Dynastic succession reduces the qualification for holding power from having the ability to having a pulse. In a democracy, that is not enough. Dynasties massively restrict the choice of candidates, and privilege circumstance over suitability. The search for talent has to be wider and smarter than that, in either national or party leadership.

The BJP has always avoided this trap, at least so far. Narendra Modi is not a dynast in the making; he has no heir, and is a celibate servant of his vision of India. His colleagues will have a say in who follows on.

So, is the reluctant shazada right about India? Is Rahul simply stating something very obvious about a national culture that can stake a claim as the world’s most family-oriented?

He might be right about business. The great names, like Tata, are there to be seen across generations. But that’s hardly an Indian aberration; the same goes for the Waltons of Walmart.
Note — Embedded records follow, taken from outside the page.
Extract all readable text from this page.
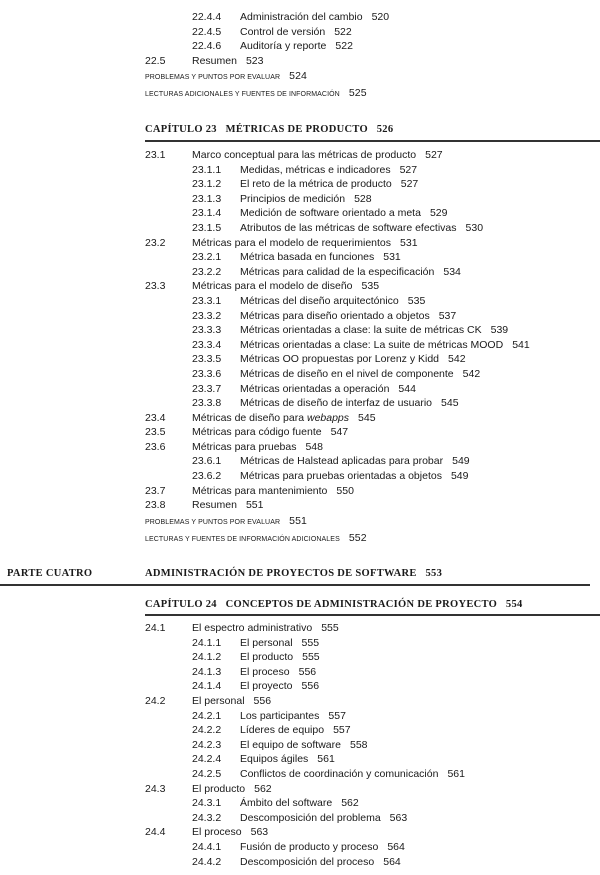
22.4.4 Administración del cambio 520
22.4.5 Control de versión 522
22.4.6 Auditoría y reporte 522
22.5	Resumen 523
PROBLEMAS Y PUNTOS POR EVALUAR 524
LECTURAS ADICIONALES Y FUENTES DE INFORMACIÓN 525
CAPÍTULO 23   MÉTRICAS DE PRODUCTO   526
23.1	Marco conceptual para las métricas de producto 527
23.1.1 Medidas, métricas e indicadores 527
23.1.2 El reto de la métrica de producto 527
23.1.3 Principios de medición 528
23.1.4 Medición de software orientado a meta 529
23.1.5 Atributos de las métricas de software efectivas 530
23.2	Métricas para el modelo de requerimientos 531
23.2.1 Métrica basada en funciones 531
23.2.2 Métricas para calidad de la especificación 534
23.3	Métricas para el modelo de diseño 535
23.3.1 Métricas del diseño arquitectónico 535
23.3.2 Métricas para diseño orientado a objetos 537
23.3.3 Métricas orientadas a clase: la suite de métricas CK 539
23.3.4 Métricas orientadas a clase: La suite de métricas MOOD 541
23.3.5 Métricas OO propuestas por Lorenz y Kidd 542
23.3.6 Métricas de diseño en el nivel de componente 542
23.3.7 Métricas orientadas a operación 544
23.3.8 Métricas de diseño de interfaz de usuario 545
23.4	Métricas de diseño para webapps 545
23.5	Métricas para código fuente 547
23.6	Métricas para pruebas 548
23.6.1 Métricas de Halstead aplicadas para probar 549
23.6.2 Métricas para pruebas orientadas a objetos 549
23.7	Métricas para mantenimiento 550
23.8	Resumen 551
PROBLEMAS Y PUNTOS POR EVALUAR 551
LECTURAS Y FUENTES DE INFORMACIÓN ADICIONALES 552
PARTE CUATRO	ADMINISTRACIÓN DE PROYECTOS DE SOFTWARE   553
CAPÍTULO 24   CONCEPTOS DE ADMINISTRACIÓN DE PROYECTO   554
24.1	El espectro administrativo 555
24.1.1 El personal 555
24.1.2 El producto 555
24.1.3 El proceso 556
24.1.4 El proyecto 556
24.2	El personal 556
24.2.1 Los participantes 557
24.2.2 Líderes de equipo 557
24.2.3 El equipo de software 558
24.2.4 Equipos ágiles 561
24.2.5 Conflictos de coordinación y comunicación 561
24.3	El producto 562
24.3.1 Ámbito del software 562
24.3.2 Descomposición del problema 563
24.4	El proceso 563
24.4.1 Fusión de producto y proceso 564
24.4.2 Descomposición del proceso 564
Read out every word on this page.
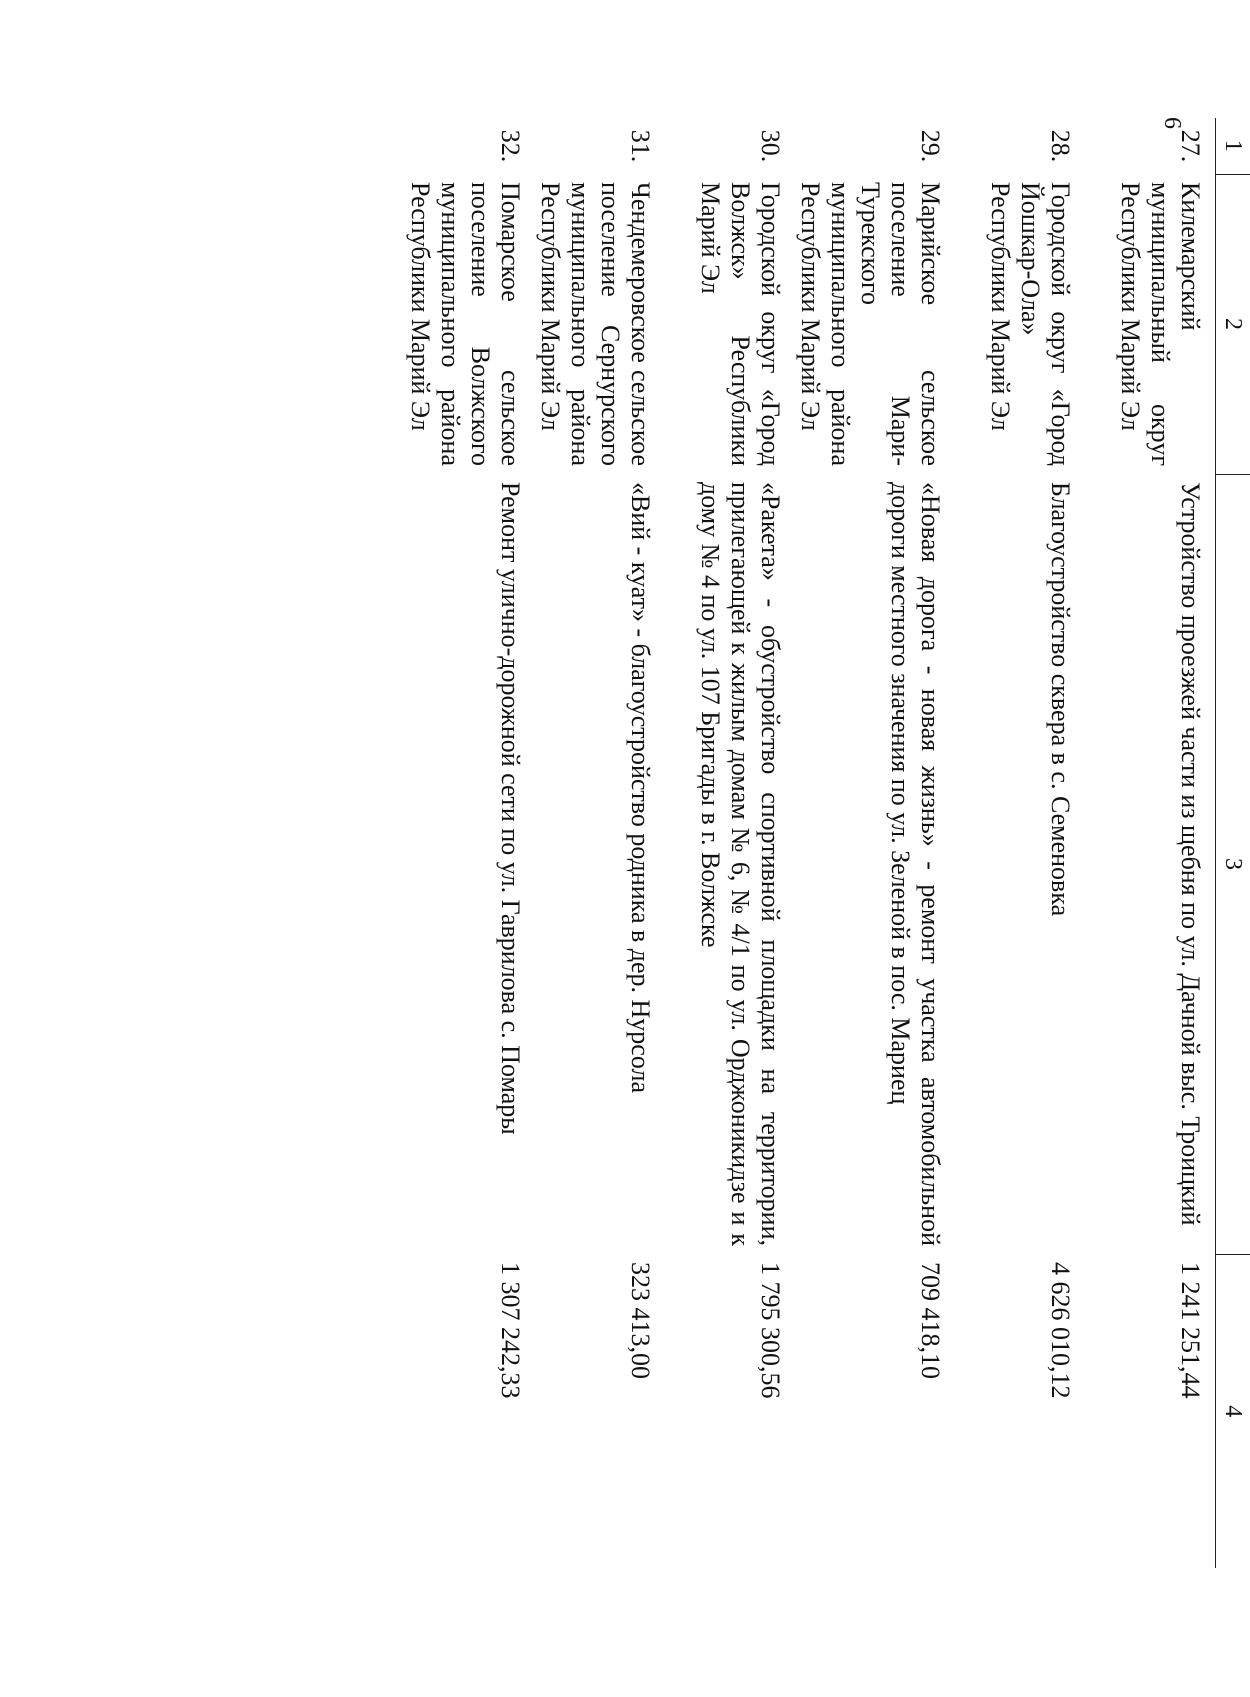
6
1	2	3	4
27.	Килемарский муниципальный округ Республики Марий Эл	Устройство проезжей части из щебня по ул. Дачной выс. Троицкий	1 241 251,44
28.	Городской округ «Город Йошкар-Ола» Республики Марий Эл	Благоустройство сквера в с. Семеновка	4 626 010,12
29.	Марийское сельское поселение Мари-Турекского муниципального района Республики Марий Эл	«Новая дорога - новая жизнь» - ремонт участка автомобильной дороги местного значения по ул. Зеленой в пос. Мариец	709 418,10
30.	Городской округ «Город Волжск» Республики Марий Эл	«Ракета» - обустройство спортивной площадки на территории, прилегающей к жилым домам № 6, № 4/1 по ул. Орджоникидзе и к дому № 4 по ул. 107 Бригады в г. Волжске	1 795 300,56
31.	Чендемеровское сельское поселение Сернурского муниципального района Республики Марий Эл	«Вий - куат» - благоустройство родника в дер. Нурсола	323 413,00
32.	Помарское сельское поселение Волжского муниципального района Республики Марий Эл	Ремонт улично-дорожной сети по ул. Гаврилова с. Помары	1 307 242,33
Cinema? Indian directors have certainly been known to cast and employ all kind of relatives, but if the film suffers, they only have themselves to blame. And politics? Many smaller, regional political parties are shot through with family connections, but the highest offices in the land are not permanently in any family’s gift. Some of the candidates for those offices may show themselves to best advantage in shop windows that are family-owned, but the process is genuinely competitive, in a national political sense.

India’s public life is as public as that of most other countries. Political influence certainly exists, an elite exists, but they do everywhere. That is part of the game, and the duty of responsible politicians and relevant watchdogs is to keep the processes as transparent as possible.

The deepest core of dynastic succession is insecurity, and Rahul may be feeling it. There is talk that he wishes to take the party leadership via a poll. That may be the best he can do to legitimise his standing. Who would envy him?

A life in modern politics includes unprecedented scrutiny and relentless pressure, so it takes a remarkably able family to keep up the necessary standards. The Nehru-Gandhis themselves have shown how difficult it can be.